Either way you say poinsettia, the Christmas plant has a wholesale value in the United States of $300 million. There are thousands of growers in the United States and Canada.
Pre-Katrina, the 200 growers in Louisiana generated a wholesale poinsettia crop of $2.5 million.
"Quite a few growers were hurt by Katrina," said Jeff Kuehny, LSU professor of horticulture.
Baton Rouge gardeners get a look at new varieties of poinsettias Thursday at the Burden Research Center, Essen Lane at Interstate 10. There will be 20 varieties on display from 9 a.m. until 3 p.m. at the Ione E. Burden Conference Center.
Along with the poinsettia open house, Kuehny and Patricia Branch, a 25-year research associate at LSU, will give a talk on poinsettias at the conference center.
The talk is part of the "Through the Garden Gate" lunchtime series sponsored by Hilltop Arboretum, Burden and LSU horticulture. The 30-minute presentation starts at 12:15 p.m. Guests are encouraged to bring a sack lunch. No lunch is provided. Admission is $5 a person; students with IDs will be admitted free.
A limited number of poinsettias at local retail prices will be available for purchase Thursday.
The open house features the cultivars of two suppliers, Fischer of Boulder, Colo., and Ecke of Encinitas, Calif.
From the early 1920s to the mid-1960s, the main business of Paul Ecke's ranch was growing poinsettias in fields, harvesting the plants in the spring and shipping them by rail to greenhouse growers across the country.
Then, Ecke followed the railroad tracks to promote poinsettias as Christmas flowers.
Ecke's poinsettia fields two hours south of Los Angeles provide growing conditions like those of Mexico where the leggy, red plants grow wild.

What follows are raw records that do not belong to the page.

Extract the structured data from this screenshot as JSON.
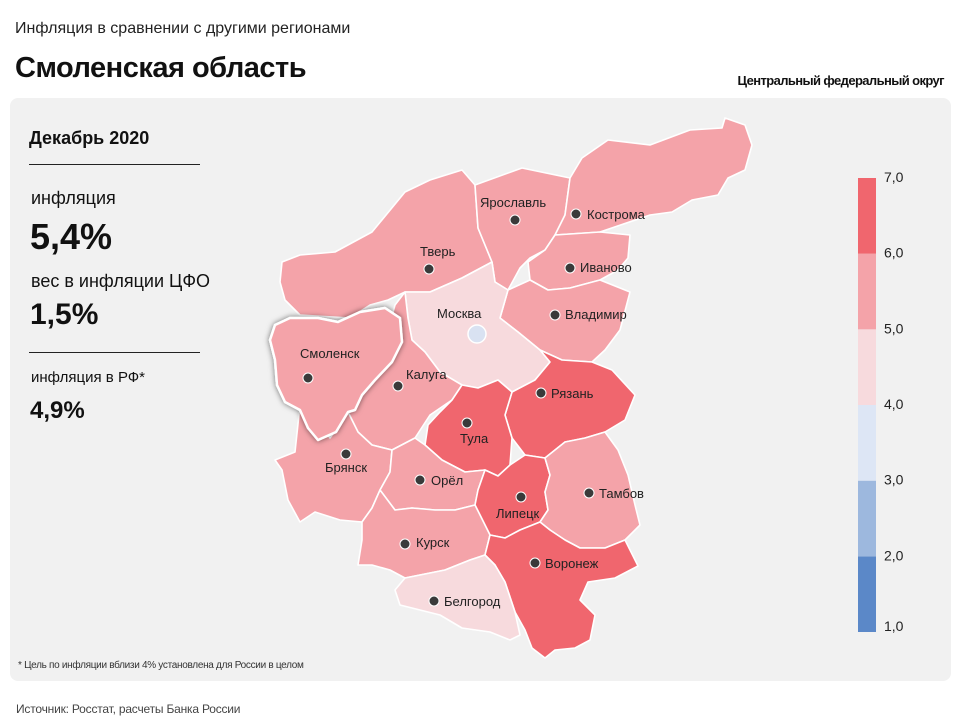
{
  "header": {
    "subtitle": "Инфляция в сравнении с другими регионами",
    "title": "Смоленская область",
    "district": "Центральный федеральный округ"
  },
  "stats": {
    "period": "Декабрь 2020",
    "inflation_label": "инфляция",
    "inflation_value": "5,4%",
    "weight_label": "вес в инфляции ЦФО",
    "weight_value": "1,5%",
    "rf_label": "инфляция в РФ*",
    "rf_value": "4,9%"
  },
  "footnote": "* Цель по инфляции вблизи 4% установлена для России в целом",
  "source": "Источник: Росстат, расчеты Банка России",
  "colors": {
    "panel_bg": "#f1f1f1",
    "bin_1_2": "#5b88c8",
    "bin_2_3": "#9db8de",
    "bin_3_4": "#dde6f5",
    "bin_4_5": "#f7dadd",
    "bin_5_6": "#f4a3a9",
    "bin_6_7": "#f0666e",
    "dot": "#3a3a3a",
    "highlight_border": "#ffffff"
  },
  "legend": {
    "ticks": [
      "1,0",
      "2,0",
      "3,0",
      "4,0",
      "5,0",
      "6,0",
      "7,0"
    ]
  },
  "map": {
    "highlighted_region": "Смоленск",
    "regions": [
      {
        "name": "Смоленск",
        "bin": "5-6"
      },
      {
        "name": "Тверь",
        "bin": "5-6"
      },
      {
        "name": "Ярославль",
        "bin": "5-6"
      },
      {
        "name": "Кострома",
        "bin": "5-6"
      },
      {
        "name": "Иваново",
        "bin": "5-6"
      },
      {
        "name": "Владимир",
        "bin": "5-6"
      },
      {
        "name": "Москва",
        "bin": "4-5"
      },
      {
        "name": "Калуга",
        "bin": "5-6"
      },
      {
        "name": "Рязань",
        "bin": "6-7"
      },
      {
        "name": "Тула",
        "bin": "6-7"
      },
      {
        "name": "Брянск",
        "bin": "5-6"
      },
      {
        "name": "Орёл",
        "bin": "5-6"
      },
      {
        "name": "Липецк",
        "bin": "6-7"
      },
      {
        "name": "Тамбов",
        "bin": "5-6"
      },
      {
        "name": "Курск",
        "bin": "5-6"
      },
      {
        "name": "Воронеж",
        "bin": "6-7"
      },
      {
        "name": "Белгород",
        "bin": "4-5"
      }
    ]
  }
}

The Aztecs found the plant blooming in the highlands of Southern Mexico in the short days of winter. From the poinsettia's bracts (colored leaves), the Aztecs extracted a purplish dye used to make cosmetics and color cloth. A milky substance taken from the plant was used to treat fever.
Joel Roberts Poinsett, son of a French physician, the first U.S. ambassador to Mexico (1825-1829) and a botanist, saw cuetlaxochitl growing in Taxco del Alarcon in 1828. Poinsett shipped some of the plants to his greenhouses in Greenville, S.C. Poinsett propagated the plants to send to friends and botanical gardens.
The plant's botanical name, Euphorbia pulcherrima, means "the most beautiful Euphorbia." By 1836, the plant was commonly called poinsettia after the former U.S. ambassador who had moved on to found what became the Smithsonian Institution.